No stranger to virtualization, Layton and Tran also took advantage of the NetApp V-Series V980C virtualization system earlier in its network-attached storage (NAS) consolidation efforts to help ease the pain of migrating files to the new NetApp-based NAS systems and gateways also backed by HDS SAN storage.
With optimization, storage managers get more done in shorter windows, no longer fret over backups and recoverability, and don't get caught up with "putting out fires," Layton says. "They can actually do something more proactive to manage our storage environment."
How to save millions (vs. thousands) through optimization
While it's undoubtedly invaluable, technology often offers only part of the solution to storage optimization. "If you don't know how to drive and you're driving a broken car, buying a new car will not fix your problem," says Ashish Nadkani, principal consultant at GlassHouse Technologies Inc., an enterprise storage consulting firm.

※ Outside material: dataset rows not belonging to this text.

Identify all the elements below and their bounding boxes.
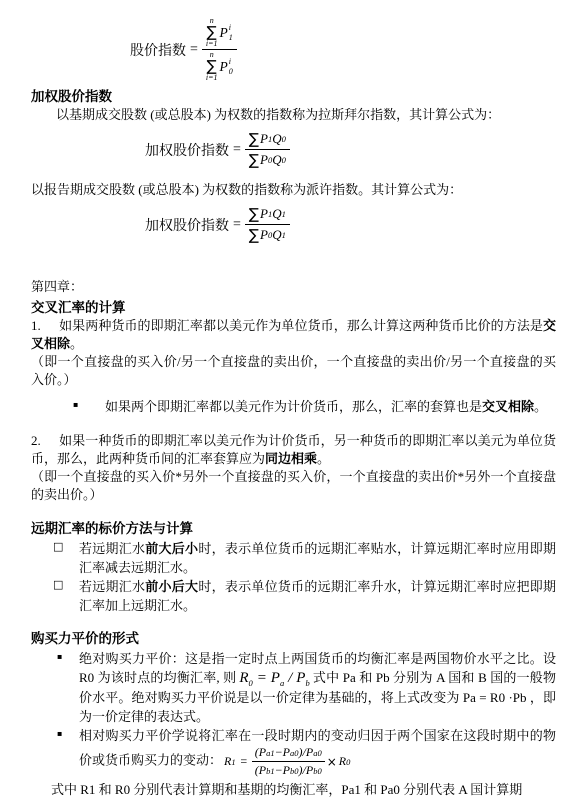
item-text: 。 [70, 336, 83, 351]
equals-sign: = [257, 670, 267, 686]
list-number: 1. [31, 317, 59, 335]
term: Q [272, 152, 281, 168]
item-text: 如果两个即期汇率都以美元作为计价货币，那么，汇率的套算也是 [105, 399, 482, 414]
fraction-denominator: ∑ P0 Q0 [245, 149, 290, 170]
variable: R [224, 754, 231, 769]
forward-rate-heading: 远期汇率的标价方法与计算 [31, 519, 556, 538]
fraction: (Pa1−Pa0)/Pa0(Pb1−Pb0)/Pb0 [252, 744, 325, 779]
open-square-bullet-icon: □ [53, 576, 79, 614]
forward-item-text: 若远期汇水前小后大时，表示单位货币的远期汇率升水，计算远期汇率时应把即期汇率加上… [79, 576, 556, 614]
chapter-label: 第四章： [31, 278, 556, 296]
sigma-icon: ∑ [249, 205, 259, 223]
forward-item-text: 若远期汇水前大后小时，表示单位货币的远期汇率贴水，计算远期汇率时应用即期汇率减去… [79, 538, 556, 576]
superscript: i [229, 23, 231, 32]
term: P [260, 131, 268, 147]
sum-with-limits: n ∑ i=1 [206, 51, 218, 82]
ppp-item-text: 绝对购买力平价：这是指一定时点上两国货币的均衡汇率是两国物价水平之比。设 R0 … [79, 648, 556, 725]
open-square-bullet-icon: □ [53, 538, 79, 576]
paren: )/ [299, 763, 306, 778]
variable: P [306, 745, 313, 760]
ppp-item-text: 相对购买力平价学说将汇率在一段时期内的变动归因于两个国家在这段时期中的物价或货币… [79, 725, 556, 779]
forward-item-1: □ 若远期汇水前大后小时，表示单位货币的远期汇率贴水，计算远期汇率时应用即期汇率… [53, 538, 556, 576]
variable: P [283, 763, 290, 778]
subscript: 0 [249, 678, 253, 688]
sigma-icon: ∑ [249, 130, 259, 148]
variable: P [259, 763, 266, 778]
sub-bullet-text: 如果两个即期汇率都以美元作为计价货币，那么，汇率的套算也是交叉相除。 [105, 396, 556, 415]
formula-lhs: 加权股价指数 [145, 140, 229, 160]
item-1-note: （即一个直接盘的买入价/另一个直接盘的卖出价，一个直接盘的卖出价/另一个直接盘的… [31, 353, 556, 389]
bold-term: 同边相乘 [265, 451, 317, 466]
variable: P [283, 745, 290, 760]
term: Q [272, 206, 281, 222]
paren: )/ [299, 745, 306, 760]
price-variable: P [220, 59, 228, 75]
sum-lower-limit: i=1 [206, 74, 218, 82]
superscript: i [229, 57, 231, 66]
equals-sign: = [233, 142, 241, 158]
list-number: 2. [31, 432, 59, 450]
term: Q [272, 227, 281, 243]
sub-sup-stack: i 0 [229, 57, 233, 75]
item-text: 若远期汇水 [79, 579, 145, 594]
fraction-numerator: n ∑ i=1 P i 1 [202, 16, 237, 49]
fraction-denominator: (Pb1−Pb0)/Pb0 [252, 761, 325, 779]
formula-lhs: 股价指数 [130, 40, 186, 60]
equals-sign: = [240, 754, 248, 769]
spacer [31, 614, 556, 629]
document-page: 股价指数 = n ∑ i=1 P i 1 n ∑ i=1 [0, 0, 584, 808]
divide-sign: / [288, 670, 292, 686]
subscript: a [280, 678, 284, 688]
item-text: 若远期汇水 [79, 541, 145, 556]
relative-ppp-formula: R1=(Pa1−Pa0)/Pa0(Pb1−Pb0)/Pb0×R0 [224, 744, 350, 779]
numbered-item-1: 1.如果两种货币的即期汇率都以美元作为单位货币，那么计算这两种货币比价的方法是交… [31, 317, 556, 353]
ppp-item-absolute: ▪ 绝对购买力平价：这是指一定时点上两国货币的均衡汇率是两国物价水平之比。设 R… [57, 648, 556, 725]
variable: R [339, 754, 346, 769]
sigma-icon: ∑ [249, 226, 259, 244]
fraction: ∑ P1 Q1 ∑ P0 Q1 [245, 204, 290, 245]
fraction: ∑ P1 Q0 ∑ P0 Q0 [245, 129, 290, 170]
item-text: 如果两种货币的即期汇率都以美元作为单位货币，那么计算这两种货币比价的方法是 [59, 318, 543, 333]
cross-rate-heading: 交叉汇率的计算 [31, 298, 556, 317]
small-square-bullet-icon: ▪ [57, 725, 79, 779]
item-text: 。 [534, 399, 547, 414]
ppp-heading: 购买力平价的形式 [31, 629, 556, 648]
numbered-item-2: 2.如果一种货币的即期汇率以美元作为计价货币，另一种货币的即期汇率以美元为单位货… [31, 432, 556, 468]
sum-lower-limit: i=1 [206, 40, 218, 48]
bold-term: 前小后大 [145, 579, 198, 594]
ppp-item-relative: ▪ 相对购买力平价学说将汇率在一段时期内的变动归因于两个国家在这段时期中的物价或… [57, 725, 556, 779]
bold-term: 前大后小 [145, 541, 198, 556]
term: P [260, 227, 268, 243]
variable: P [306, 763, 313, 778]
bold-term: 交叉相除 [482, 399, 534, 414]
fraction-numerator: ∑ P1 Q0 [245, 129, 290, 149]
ppp-footer-text: 式中 R1 和 R0 分别代表计算期和基期的均衡汇率，Pa1 和 Pa0 分别代… [31, 781, 556, 799]
paasche-paragraph: 以报告期成交股数 (或总股本) 为权数的指数称为派许指数。其计算公式为： [31, 181, 556, 199]
fraction: n ∑ i=1 P i 1 n ∑ i=1 P i [202, 16, 237, 83]
fraction-numerator: ∑ P1 Q1 [245, 204, 290, 224]
laspeyres-formula: 加权股价指数 = ∑ P1 Q0 ∑ P0 Q0 [145, 129, 556, 170]
equals-sign: = [233, 217, 241, 233]
minus-sign: − [275, 745, 283, 760]
forward-item-2: □ 若远期汇水前小后大时，表示单位货币的远期汇率升水，计算远期汇率时应把即期汇率… [53, 576, 556, 614]
paasche-formula: 加权股价指数 = ∑ P1 Q1 ∑ P0 Q1 [145, 204, 556, 245]
variable: P [271, 670, 280, 686]
price-variable: P [220, 25, 228, 41]
item-text: 。 [317, 451, 330, 466]
sigma-icon: ∑ [207, 59, 217, 74]
variable: P [259, 745, 266, 760]
fraction-denominator: n ∑ i=1 P i 0 [202, 49, 237, 83]
sub-sup-stack: i 1 [229, 23, 233, 41]
variable: R [239, 670, 248, 686]
stock-index-formula: 股价指数 = n ∑ i=1 P i 1 n ∑ i=1 [130, 16, 556, 83]
weighted-index-heading: 加权股价指数 [31, 87, 556, 106]
sigma-icon: ∑ [249, 151, 259, 169]
sub-bullet-item: ▪ 如果两个即期汇率都以美元作为计价货币，那么，汇率的套算也是交叉相除。 [73, 396, 556, 415]
spacer [31, 504, 556, 519]
term: P [260, 206, 268, 222]
item-2-note: （即一个直接盘的买入价*另外一个直接盘的买入价，一个直接盘的卖出价*另外一个直接… [31, 468, 556, 504]
subscript: 1 [229, 33, 233, 42]
fraction-denominator: ∑ P0 Q1 [245, 224, 290, 245]
subscript: b [305, 678, 309, 688]
sum-with-limits: n ∑ i=1 [206, 17, 218, 48]
absolute-ppp-formula: R0 = Pa / Pb [236, 670, 312, 686]
formula-lhs: 加权股价指数 [145, 215, 229, 235]
minus-sign: − [275, 763, 283, 778]
multiply-sign: × [327, 755, 337, 769]
term: P [260, 152, 268, 168]
equals-sign: = [190, 42, 198, 58]
sigma-icon: ∑ [207, 25, 217, 40]
laspeyres-paragraph: 以基期成交股数 (或总股本) 为权数的指数称为拉斯拜尔指数，其计算公式为： [31, 106, 556, 124]
fraction-numerator: (Pa1−Pa0)/Pa0 [252, 744, 325, 761]
subscript: 0 [229, 67, 233, 76]
small-square-bullet-icon: ▪ [73, 396, 105, 415]
small-square-bullet-icon: ▪ [57, 648, 79, 725]
term: Q [272, 131, 281, 147]
spacer [31, 247, 556, 278]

Although many corporations have undertaken storage-tiering and data-classification initiatives, pinpointing exactly how much money they've saved as a result is a difficult challenge, Nadkani says. Cost-cutting efforts can be hurt when a storage array or type of RAID is not matched optimally to the application, he says.
Mark Diamond, CEO at storage consulting firm Contoural Inc., puts the issue another way. This isn't about buying new stuff to optimize your storage, he says. Instead, it's about determining whether the data you've created is stored in the right place. This discussion goes beyond the basic concept of using inexpensive disk to store data and delves into how the disk is configured, especially when it comes to replication and mirroring.
"We typically see that 60% of the data is overprotected and overspent, while 10% of the data is underprotected -- and therefore not in compliance with SLAs [service-level agreements]," Diamond says. "Often, we can dramatically change the cost structure of how customers store data and their SLAs, using the same disk but just configuring it differently for each class of data."
One case in point is a recent analysis that Contoural performed for a large manufacturer that used three storage tiers. After assessing the different types of data and their needs for replication, the Contoural team recommended a more detailed, six-tiered storage environment. The company's estimated savings are pegged at more than $8 million over the next three years. This includes the ability to defer further Tier 1 storage hardware acquisitions for as long as two years.
Optimization technologies, such as virtualization and deduplication, are excellent and can probably save an organization thousands of dollars, Diamond says. But if you take the bigger picture of optimizing, not just storage but the data residing on it, "you can save millions," he says.